# Need advice



## AnnRains (Oct 16, 2013)

My husband moved back home after a long seperation and now we are falling apart again. I just cant leave the past in the past. We have both made some serious mistakes and decided to try again but due to a break down on my part which I felt was well deserved he now is sleeping on the couch for the last week, wants nothing to do with me, says I annoy him. He says he has given up and has no faith in me. He wont talk about our relationship at all. But it is consuming me, it is all I think about. Do I just leave it alone and hope it gets better? We have been married for 17 years and have 3 children together. There is alot at stake here. I have vowed to leave the past in the past, I know that I have to forgive him if I want this to work. But what do I do for right now, his alienation is killing me. I feel so lost and confused, I just want my family back.


----------



## rabbislatkin (Sep 23, 2013)

You mentioned having a breakdown and that you felt it was "justified". What does that mean?
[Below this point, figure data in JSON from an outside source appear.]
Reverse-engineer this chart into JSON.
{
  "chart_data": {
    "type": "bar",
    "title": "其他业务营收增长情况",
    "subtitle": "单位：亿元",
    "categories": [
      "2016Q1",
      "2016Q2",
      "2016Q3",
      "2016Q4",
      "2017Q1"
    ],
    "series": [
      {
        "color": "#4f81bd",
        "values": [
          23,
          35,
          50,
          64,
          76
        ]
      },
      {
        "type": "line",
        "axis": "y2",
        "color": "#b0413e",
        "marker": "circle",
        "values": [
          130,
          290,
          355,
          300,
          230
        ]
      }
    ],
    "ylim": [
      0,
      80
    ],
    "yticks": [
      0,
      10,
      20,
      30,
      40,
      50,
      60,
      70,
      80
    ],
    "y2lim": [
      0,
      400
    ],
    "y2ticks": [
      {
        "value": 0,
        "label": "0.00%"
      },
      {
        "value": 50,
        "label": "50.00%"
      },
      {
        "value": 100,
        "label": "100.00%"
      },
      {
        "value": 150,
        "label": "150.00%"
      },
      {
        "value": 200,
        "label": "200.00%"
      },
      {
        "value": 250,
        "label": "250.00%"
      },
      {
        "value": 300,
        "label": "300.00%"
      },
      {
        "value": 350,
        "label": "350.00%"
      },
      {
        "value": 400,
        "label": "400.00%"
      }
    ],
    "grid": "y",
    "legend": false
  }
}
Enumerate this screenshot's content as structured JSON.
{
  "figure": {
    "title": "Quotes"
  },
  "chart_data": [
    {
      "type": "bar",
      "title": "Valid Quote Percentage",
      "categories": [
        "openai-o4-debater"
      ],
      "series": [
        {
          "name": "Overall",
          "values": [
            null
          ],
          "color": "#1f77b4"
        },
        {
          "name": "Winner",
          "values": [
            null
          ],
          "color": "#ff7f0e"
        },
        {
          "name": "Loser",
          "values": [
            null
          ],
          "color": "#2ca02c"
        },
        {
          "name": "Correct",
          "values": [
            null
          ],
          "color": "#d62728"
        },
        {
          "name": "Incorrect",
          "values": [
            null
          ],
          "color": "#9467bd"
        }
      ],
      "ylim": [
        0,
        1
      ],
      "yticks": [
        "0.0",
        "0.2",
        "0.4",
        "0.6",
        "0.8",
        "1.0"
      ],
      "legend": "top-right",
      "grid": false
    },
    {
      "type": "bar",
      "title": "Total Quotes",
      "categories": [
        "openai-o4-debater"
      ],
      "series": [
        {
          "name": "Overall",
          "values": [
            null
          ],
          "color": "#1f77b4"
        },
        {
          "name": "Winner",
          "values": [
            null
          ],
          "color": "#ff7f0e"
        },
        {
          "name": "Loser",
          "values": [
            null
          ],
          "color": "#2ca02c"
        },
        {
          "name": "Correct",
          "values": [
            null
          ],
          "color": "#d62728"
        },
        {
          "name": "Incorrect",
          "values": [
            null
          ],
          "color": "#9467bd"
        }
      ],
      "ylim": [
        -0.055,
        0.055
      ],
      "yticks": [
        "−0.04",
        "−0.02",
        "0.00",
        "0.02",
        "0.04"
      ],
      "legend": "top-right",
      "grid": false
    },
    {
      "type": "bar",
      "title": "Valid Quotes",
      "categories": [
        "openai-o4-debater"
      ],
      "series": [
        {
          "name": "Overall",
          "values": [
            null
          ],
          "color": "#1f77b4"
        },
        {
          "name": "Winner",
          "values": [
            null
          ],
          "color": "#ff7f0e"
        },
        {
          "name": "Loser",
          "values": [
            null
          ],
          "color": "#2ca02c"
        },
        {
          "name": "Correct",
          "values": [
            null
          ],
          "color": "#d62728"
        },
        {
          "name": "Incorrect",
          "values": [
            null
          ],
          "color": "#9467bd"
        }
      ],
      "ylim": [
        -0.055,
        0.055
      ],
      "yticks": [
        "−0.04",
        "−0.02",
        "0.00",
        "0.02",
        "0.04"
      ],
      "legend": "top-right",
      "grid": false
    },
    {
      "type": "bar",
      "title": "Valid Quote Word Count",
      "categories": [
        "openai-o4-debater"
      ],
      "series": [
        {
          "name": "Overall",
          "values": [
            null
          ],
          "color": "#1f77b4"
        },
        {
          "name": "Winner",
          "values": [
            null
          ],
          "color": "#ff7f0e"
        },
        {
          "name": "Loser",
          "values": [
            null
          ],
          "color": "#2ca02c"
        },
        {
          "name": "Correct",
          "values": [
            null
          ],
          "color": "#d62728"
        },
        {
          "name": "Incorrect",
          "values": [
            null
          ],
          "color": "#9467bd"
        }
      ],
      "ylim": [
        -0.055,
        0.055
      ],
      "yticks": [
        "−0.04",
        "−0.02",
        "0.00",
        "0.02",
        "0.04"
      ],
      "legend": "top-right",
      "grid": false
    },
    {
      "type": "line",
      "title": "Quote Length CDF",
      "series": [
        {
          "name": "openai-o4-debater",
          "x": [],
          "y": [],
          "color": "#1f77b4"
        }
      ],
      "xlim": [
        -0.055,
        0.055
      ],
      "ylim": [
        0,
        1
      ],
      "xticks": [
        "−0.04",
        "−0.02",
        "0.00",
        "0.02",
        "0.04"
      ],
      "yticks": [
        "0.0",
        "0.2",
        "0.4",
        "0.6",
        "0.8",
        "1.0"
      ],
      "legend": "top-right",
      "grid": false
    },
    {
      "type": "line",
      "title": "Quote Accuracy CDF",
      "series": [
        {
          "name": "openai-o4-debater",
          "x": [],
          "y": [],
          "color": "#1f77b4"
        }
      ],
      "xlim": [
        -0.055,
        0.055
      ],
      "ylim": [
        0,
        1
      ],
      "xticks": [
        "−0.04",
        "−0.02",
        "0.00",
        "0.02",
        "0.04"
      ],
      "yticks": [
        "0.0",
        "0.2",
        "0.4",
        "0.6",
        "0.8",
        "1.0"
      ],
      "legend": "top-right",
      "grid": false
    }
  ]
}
Whatever it was that you did, how do you think that could be pushing him away? 

Pressuring him might turn him the other way, and while it can be good to give him his space, you'll want to start figuring out ways to show him that you care and that you really want to be in relationship. 

A relationship can change and transform if you're willing to commit to it. You mentioned that you have a lot at stake, and that alone is worth committing to make this relationship work, if not for you than for the sake of the children. Find ways to love him again. Think about what made you fall in love in the first place, spend your time focusing on having positive experiences as opposed to negative ones. Take some time to put positive energy back into your relationship and you may even want to take a breather from talking about your long time complaints.

There's a book you may want to consider reading called How to Improve your Marriage without Talking About It, by Dr. Patricia Love which can help you to be able to focus positively on your relationship. Wishing you much success!


----------



## AnnRains (Oct 16, 2013)

Thank you


----------



## AnnRains (Oct 16, 2013)

I had a meltdown, he mentioned that he felt lost being home and I took it the wrong way, I acted horribly. like a child. I didnt listen. I yelled and threw things and said horrible things that I shouldnt have. Things that I cant take back. The more I talk, the further it pushes him away.


----------